Malgré les efforts en matière de rénovation énergétique, un pan fondamental de la sécurité domestique reste largement négligé. De nombreuses installations d’électricité anciennes dans des logements présentent des dysfonctionnements parfois graves.
Le 13 mai 2025, l’association Promotelec a publié les résultats du dernier baromètre de l’Observatoire national de la sécurité électrique (ONSE). Cette nouvelle édition met en évidence la persistance de nombreuses anomalies dans les installations électriques anciennes des logements français. Ce constat soulève des questions sur l’adaptation des réseaux domestiques aux usages actuels.
Installations électriques anciennes : un taux d’anomalies élevé
D’après le baromètre ONSE 2025, publié par Promotelec, 82,6 % des installations électriques de plus de 15 ans présentent au moins une anomalie. Cette statistique repose sur l’analyse de 400 000 diagnostics électriques obligatoires (DEO) effectués dans des logements construits avant 2009.

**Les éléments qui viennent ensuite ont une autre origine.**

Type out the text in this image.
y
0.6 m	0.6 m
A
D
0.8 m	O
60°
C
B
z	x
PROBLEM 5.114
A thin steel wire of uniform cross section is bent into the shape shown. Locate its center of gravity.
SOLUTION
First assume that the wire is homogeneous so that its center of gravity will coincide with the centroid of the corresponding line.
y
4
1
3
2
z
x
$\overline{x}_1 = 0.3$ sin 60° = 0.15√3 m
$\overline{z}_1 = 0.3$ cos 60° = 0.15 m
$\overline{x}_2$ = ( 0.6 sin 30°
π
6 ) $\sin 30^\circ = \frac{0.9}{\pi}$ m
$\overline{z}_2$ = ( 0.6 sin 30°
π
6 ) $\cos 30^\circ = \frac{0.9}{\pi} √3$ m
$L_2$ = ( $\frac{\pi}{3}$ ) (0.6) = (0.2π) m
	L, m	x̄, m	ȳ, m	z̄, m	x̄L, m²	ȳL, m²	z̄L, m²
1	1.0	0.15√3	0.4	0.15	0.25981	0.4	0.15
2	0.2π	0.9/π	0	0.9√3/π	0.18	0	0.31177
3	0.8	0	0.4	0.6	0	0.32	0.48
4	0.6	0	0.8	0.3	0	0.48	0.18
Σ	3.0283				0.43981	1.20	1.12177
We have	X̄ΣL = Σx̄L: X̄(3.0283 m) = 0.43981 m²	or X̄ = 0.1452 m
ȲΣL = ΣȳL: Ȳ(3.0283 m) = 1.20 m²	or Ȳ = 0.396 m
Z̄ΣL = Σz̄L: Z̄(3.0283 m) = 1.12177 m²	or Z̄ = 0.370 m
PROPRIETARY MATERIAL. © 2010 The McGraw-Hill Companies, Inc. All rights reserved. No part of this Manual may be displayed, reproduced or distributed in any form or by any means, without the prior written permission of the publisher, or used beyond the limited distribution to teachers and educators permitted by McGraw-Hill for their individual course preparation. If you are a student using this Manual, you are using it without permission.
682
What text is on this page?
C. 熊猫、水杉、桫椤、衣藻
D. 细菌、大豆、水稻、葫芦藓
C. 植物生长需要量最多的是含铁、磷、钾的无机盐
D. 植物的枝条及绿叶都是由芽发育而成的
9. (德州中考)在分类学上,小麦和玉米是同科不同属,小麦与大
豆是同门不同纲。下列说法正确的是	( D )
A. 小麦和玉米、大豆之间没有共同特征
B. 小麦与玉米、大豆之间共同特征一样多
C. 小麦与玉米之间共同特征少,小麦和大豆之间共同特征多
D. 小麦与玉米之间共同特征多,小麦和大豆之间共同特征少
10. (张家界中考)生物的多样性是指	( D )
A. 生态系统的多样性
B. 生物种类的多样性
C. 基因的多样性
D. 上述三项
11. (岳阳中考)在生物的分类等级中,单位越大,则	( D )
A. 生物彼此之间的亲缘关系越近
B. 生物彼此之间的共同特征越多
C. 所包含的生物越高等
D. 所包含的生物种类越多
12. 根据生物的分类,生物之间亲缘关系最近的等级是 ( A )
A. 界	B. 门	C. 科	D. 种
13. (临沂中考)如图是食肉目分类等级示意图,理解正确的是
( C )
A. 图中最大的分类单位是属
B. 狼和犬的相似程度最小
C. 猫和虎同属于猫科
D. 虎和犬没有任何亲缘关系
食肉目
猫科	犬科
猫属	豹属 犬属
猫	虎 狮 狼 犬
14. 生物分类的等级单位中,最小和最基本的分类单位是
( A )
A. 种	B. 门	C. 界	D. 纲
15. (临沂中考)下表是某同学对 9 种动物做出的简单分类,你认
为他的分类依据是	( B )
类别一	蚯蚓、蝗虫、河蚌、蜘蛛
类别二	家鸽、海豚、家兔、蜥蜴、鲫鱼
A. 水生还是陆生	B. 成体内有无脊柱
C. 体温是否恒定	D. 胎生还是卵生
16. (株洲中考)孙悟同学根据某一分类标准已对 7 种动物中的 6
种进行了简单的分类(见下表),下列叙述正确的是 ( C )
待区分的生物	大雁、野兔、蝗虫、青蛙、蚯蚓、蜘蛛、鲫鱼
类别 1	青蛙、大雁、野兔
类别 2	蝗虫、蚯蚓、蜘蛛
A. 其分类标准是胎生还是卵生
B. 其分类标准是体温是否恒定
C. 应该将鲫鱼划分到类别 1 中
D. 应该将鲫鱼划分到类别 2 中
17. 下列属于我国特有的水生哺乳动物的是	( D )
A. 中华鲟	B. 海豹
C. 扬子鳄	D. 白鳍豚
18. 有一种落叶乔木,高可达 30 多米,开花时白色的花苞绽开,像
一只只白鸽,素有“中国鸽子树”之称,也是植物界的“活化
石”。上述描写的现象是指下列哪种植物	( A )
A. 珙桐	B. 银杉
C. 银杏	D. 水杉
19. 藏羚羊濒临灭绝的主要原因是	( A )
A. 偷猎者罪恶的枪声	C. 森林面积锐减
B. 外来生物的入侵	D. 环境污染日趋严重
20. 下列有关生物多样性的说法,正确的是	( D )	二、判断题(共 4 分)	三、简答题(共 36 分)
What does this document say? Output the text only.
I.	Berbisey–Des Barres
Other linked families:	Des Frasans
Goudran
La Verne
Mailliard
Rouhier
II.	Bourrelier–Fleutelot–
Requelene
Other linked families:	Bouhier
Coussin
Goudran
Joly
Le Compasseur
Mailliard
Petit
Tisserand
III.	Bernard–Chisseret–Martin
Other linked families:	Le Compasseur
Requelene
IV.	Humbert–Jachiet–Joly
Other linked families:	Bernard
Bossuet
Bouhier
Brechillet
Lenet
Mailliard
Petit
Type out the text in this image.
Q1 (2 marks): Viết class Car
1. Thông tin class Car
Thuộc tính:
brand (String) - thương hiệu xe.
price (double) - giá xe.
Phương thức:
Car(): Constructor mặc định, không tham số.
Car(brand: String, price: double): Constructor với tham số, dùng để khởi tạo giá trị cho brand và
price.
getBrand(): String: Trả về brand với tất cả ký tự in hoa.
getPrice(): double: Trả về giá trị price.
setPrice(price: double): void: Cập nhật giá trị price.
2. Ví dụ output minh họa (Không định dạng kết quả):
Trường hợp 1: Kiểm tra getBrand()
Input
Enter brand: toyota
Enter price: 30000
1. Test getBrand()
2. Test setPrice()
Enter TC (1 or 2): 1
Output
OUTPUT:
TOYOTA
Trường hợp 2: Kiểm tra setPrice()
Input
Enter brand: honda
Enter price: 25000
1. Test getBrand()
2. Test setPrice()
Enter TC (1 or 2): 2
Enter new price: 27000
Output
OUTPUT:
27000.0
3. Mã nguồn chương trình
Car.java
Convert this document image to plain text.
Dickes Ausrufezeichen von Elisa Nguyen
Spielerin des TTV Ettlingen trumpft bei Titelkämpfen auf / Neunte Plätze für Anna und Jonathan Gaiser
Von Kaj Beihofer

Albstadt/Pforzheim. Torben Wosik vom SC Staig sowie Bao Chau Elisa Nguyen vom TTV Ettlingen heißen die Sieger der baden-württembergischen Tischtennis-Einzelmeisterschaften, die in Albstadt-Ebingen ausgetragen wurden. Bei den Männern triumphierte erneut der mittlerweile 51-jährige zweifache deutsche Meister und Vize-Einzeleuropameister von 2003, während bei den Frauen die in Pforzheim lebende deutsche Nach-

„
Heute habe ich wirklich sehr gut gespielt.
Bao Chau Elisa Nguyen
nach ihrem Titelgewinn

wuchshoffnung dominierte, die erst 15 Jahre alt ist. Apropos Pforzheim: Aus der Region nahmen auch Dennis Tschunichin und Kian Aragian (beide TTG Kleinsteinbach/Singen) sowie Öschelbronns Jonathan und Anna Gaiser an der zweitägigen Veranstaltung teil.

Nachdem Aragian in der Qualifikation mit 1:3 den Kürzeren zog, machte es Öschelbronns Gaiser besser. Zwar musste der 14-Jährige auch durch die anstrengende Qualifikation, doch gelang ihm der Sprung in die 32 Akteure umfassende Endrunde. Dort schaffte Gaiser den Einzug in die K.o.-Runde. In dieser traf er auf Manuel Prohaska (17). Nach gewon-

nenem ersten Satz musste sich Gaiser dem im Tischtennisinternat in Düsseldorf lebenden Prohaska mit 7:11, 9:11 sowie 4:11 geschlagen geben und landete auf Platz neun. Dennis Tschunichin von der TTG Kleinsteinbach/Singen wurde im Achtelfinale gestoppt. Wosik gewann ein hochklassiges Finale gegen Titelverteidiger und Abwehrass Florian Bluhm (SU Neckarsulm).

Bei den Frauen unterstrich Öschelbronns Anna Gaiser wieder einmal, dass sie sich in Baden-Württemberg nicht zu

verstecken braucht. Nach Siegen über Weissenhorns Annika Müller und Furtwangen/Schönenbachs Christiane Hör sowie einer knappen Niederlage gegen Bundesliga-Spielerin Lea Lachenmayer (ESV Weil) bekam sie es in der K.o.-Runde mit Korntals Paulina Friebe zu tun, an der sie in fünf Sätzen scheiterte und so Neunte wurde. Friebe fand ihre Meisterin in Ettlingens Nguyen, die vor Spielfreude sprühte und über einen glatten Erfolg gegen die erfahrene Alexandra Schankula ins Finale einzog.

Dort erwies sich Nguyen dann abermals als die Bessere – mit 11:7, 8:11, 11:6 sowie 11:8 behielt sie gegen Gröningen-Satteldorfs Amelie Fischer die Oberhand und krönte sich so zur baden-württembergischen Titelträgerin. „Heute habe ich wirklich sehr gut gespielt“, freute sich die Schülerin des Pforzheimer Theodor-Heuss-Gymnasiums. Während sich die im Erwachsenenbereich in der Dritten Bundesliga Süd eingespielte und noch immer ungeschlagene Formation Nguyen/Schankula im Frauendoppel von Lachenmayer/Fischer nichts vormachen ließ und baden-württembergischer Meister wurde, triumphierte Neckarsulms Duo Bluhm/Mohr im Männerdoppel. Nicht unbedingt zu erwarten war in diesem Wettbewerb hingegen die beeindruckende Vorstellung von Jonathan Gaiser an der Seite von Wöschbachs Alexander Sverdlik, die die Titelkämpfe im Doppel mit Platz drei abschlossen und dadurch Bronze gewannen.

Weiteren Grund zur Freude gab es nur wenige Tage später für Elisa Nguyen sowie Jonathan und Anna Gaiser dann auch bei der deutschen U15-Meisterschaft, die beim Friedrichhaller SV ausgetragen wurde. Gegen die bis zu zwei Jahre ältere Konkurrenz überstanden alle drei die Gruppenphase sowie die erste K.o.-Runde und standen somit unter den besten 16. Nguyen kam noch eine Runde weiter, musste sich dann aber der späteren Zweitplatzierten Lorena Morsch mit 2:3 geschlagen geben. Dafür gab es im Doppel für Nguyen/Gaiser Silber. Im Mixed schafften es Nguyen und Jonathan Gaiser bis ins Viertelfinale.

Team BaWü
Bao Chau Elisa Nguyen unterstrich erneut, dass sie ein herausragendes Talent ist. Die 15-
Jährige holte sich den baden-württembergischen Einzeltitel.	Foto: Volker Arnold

Ces données traduisent une stagnation dans la mise à niveau des réseaux domestiques. Florence Delettre, directrice générale de Promotelec, déclare : « Si les campagnes de rénovation énergétique gagnent du terrain, elles laissent encore trop souvent de côté un aspect pourtant essentiel : la sécurité des installations électriques ».
Types d’anomalies et risques associés
Le rapport précise la nature des dysfonctionnements relevés. 64 % des installations concernées présentent un défaut de mise à la terre, un élément essentiel de la protection des occupants. 46 % utilisent un matériel inadapté ou vétuste et 41 % présentent un risque de contact direct avec des parties sous tension.
Ces dysfonctionnements peuvent entraîner des incidents tels que électrisation, électrocution, court-circuit ou incendie. En 2022, 34 décès par électrocution ont été recensés. En parallèle, environ 3 000 électrisations accidentelles ont nécessité une prise en charge médicale d’urgence.
Les conséquences matérielles sont également importantes : 238 000 sinistres électriques ont été déclarés en 2022, et 153 100 incendies d’habitation ont été signalés, dont entre 20 et 35 % liés à l’électricité. Les sapeurs-pompiers sont intervenus à 64 000 reprises pour des départs de feu d’origine domestique.
Un réseau ancien confronté aux usages contemporains
L’augmentation du nombre d’équipements électriques dans les logements, tels que les pompes à chaleur, les panneaux photovoltaïques, ou encore les bornes de recharge pour véhicules électriques, accentue les contraintes sur des réseaux qui n’ont pas été conçus pour ces usages. L’inadéquation entre équipements récents et installations anciennes peut provoquer surchauffes, interruptions de service ou détérioration des composants.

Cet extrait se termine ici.